My great-grandmother, Harriet, Roy's mother, married all three Sproule brothers from my line at various times and Roy found himself in France in the 52nd Battalion as his step-father Ernest fought with the 40th Battalion. Ernest Frank Sproule died in action and is buried in Belgium.
Largely unschooled, Roy's post war working life continued in laboring jobs in Tasmania and Adelaide with Shell and other companies and he was a highly active in the RSL and TPI groups, particularly the TPI in Hobart in latter years. In 1920 he married Verginia (known as Vergie) Margaret Webb and they had three children: Mollie, Patricia, and my father John, known as Jack in the family (he served from 1939 - 1948 in the RAN).

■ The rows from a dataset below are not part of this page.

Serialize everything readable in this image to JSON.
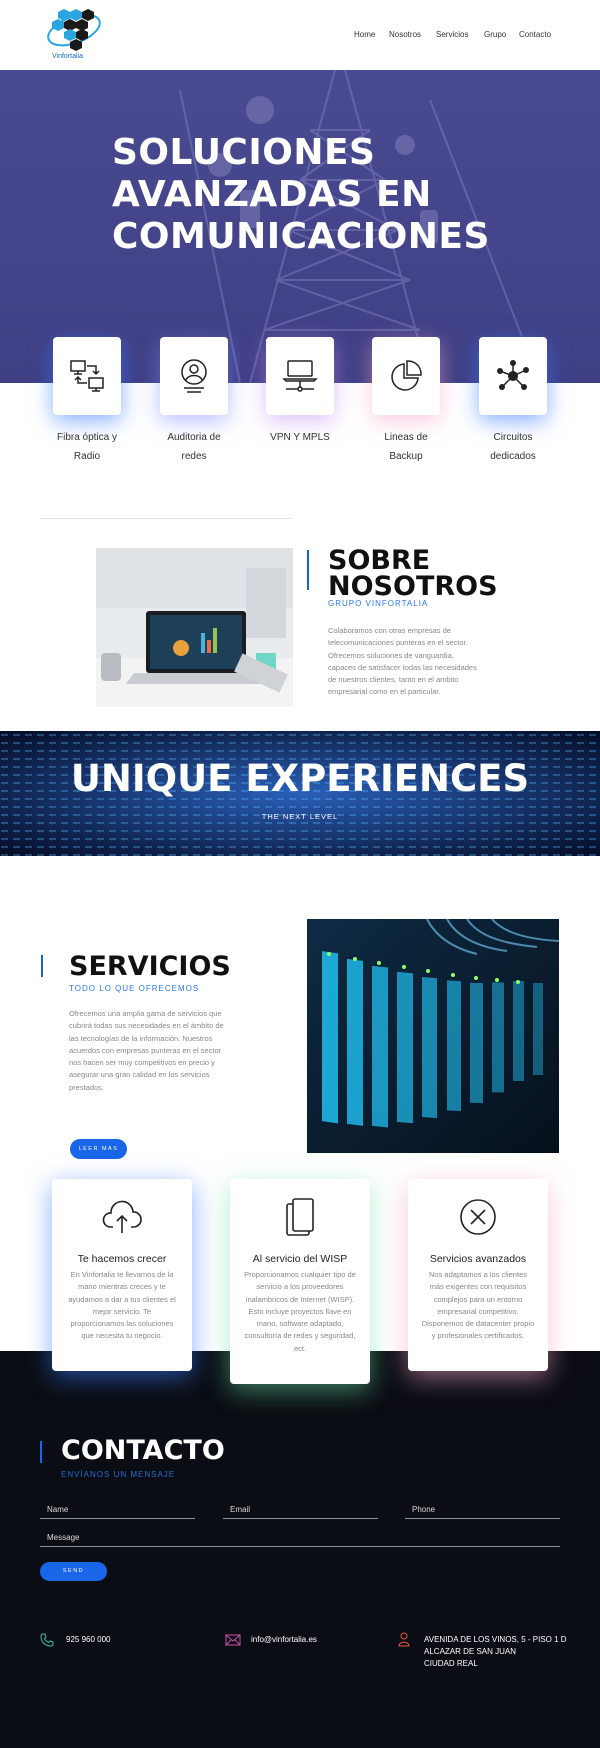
{
  "header": {
    "logo_text": "Vinfortalia",
    "nav": [
      "Home",
      "Nosotros",
      "Servicios",
      "Grupo",
      "Contacto"
    ]
  },
  "hero": {
    "title_lines": [
      "SOLUCIONES",
      "AVANZADAS EN",
      "COMUNICACIONES"
    ]
  },
  "features": [
    {
      "icon": "network-icon",
      "label_lines": [
        "Fibra óptica y",
        "Radio"
      ],
      "glow": "#3a7bff"
    },
    {
      "icon": "user-circle-icon",
      "label_lines": [
        "Auditoria de",
        "redes"
      ],
      "glow": "#7a8dff"
    },
    {
      "icon": "laptop-network-icon",
      "label_lines": [
        "VPN Y MPLS"
      ],
      "glow": "#c38cf0"
    },
    {
      "icon": "pie-chart-icon",
      "label_lines": [
        "Lineas de",
        "Backup"
      ],
      "glow": "#f4a3c8"
    },
    {
      "icon": "hub-icon",
      "label_lines": [
        "Circuitos",
        "dedicados"
      ],
      "glow": "#3a7bff"
    }
  ],
  "about": {
    "title_lines": [
      "SOBRE",
      "NOSOTROS"
    ],
    "subtitle": "GRUPO VINFORTALIA",
    "text": "Colaboramos con otras empresas de telecomunicaciones punteras en el sector. Ofrecemos soluciones de vanguardia, capaces de satisfacer todas las necesidades de nuestros clientes, tanto en el ambito empresarial como en el particular."
  },
  "banner": {
    "title": "UNIQUE EXPERIENCES",
    "subtitle": "THE NEXT LEVEL"
  },
  "services": {
    "title": "SERVICIOS",
    "subtitle": "TODO LO QUE OFRECEMOS",
    "text": "Ofrecemos una amplia gama de servicios que cubrirá todas sus necesidades en el ámbito de las tecnologías de la información. Nuestros acuerdos con empresas punteras en el sector nos hacen ser muy competitivos en precio y asegurar una gran calidad en los servicios prestados.",
    "button": "LEER MÁS",
    "cards": [
      {
        "icon": "cloud-upload-icon",
        "title": "Te hacemos crecer",
        "text": "En Vinfortalia te llevamos de la mano mientras creces y te ayudamos a dar a tus clientes el mejor servicio. Te proporcionamos las soluciones que necesita tu negocio.",
        "glow": "#3a7bff"
      },
      {
        "icon": "devices-icon",
        "title": "Al servicio del WISP",
        "text": "Proporcionamos cualquier tipo de servicio a los proveedores inalambricos de Internet (WISP). Esto incluye proyectos llave en mano, software adaptado, consultoría de redes y seguridad, ect.",
        "glow": "#6fe3a8"
      },
      {
        "icon": "close-circle-icon",
        "title": "Servicios avanzados",
        "text": "Nos adaptamos a los clientes más exigentes con requisitos complejos para un entorno empresarial competitivo. Disponemos de datacenter propio y profesionales certificados.",
        "glow": "#f4a3c8"
      }
    ]
  },
  "contact": {
    "title": "CONTACTO",
    "subtitle": "ENVÍANOS UN MENSAJE",
    "fields": {
      "name": "Name",
      "email": "Email",
      "phone": "Phone",
      "message": "Message"
    },
    "button": "SEND",
    "phone": "925 960 000",
    "email": "info@vinfortalia.es",
    "address_lines": [
      "AVENIDA DE LOS VINOS, 5 - PISO 1 D",
      "ALCAZAR DE SAN JUAN",
      "CIUDAD REAL"
    ],
    "phone_color": "#3fc3a8",
    "email_color": "#d04fb0",
    "address_color": "#e8563f"
  }
}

My father remembered a very stern and harsh father but my aunts painted a very different picture of a warm and generous man. My grandmother was a drinker and I remember dad telling my that he'd race home from school and gets some veggies going on the pot so that when Roy walked in from work he got cooking smells in the house. I don't lay any blame at my grandmothers feet as she'd had a pretty tough time of things and who are we to judge?
Grand-dad Roy loved a beer, a smoke, the North Hobart Football Club, and helping his fellow ex-diggers not necessarily in that order. He was noted for having punch ups in pubs with blokes who claimed war service but did not have it, or exaggerated their war service. He was a man's man but had a sense of fairness and decency about him.
I am very proud of my family's war service and very proud to be Roy Sproule's grandson.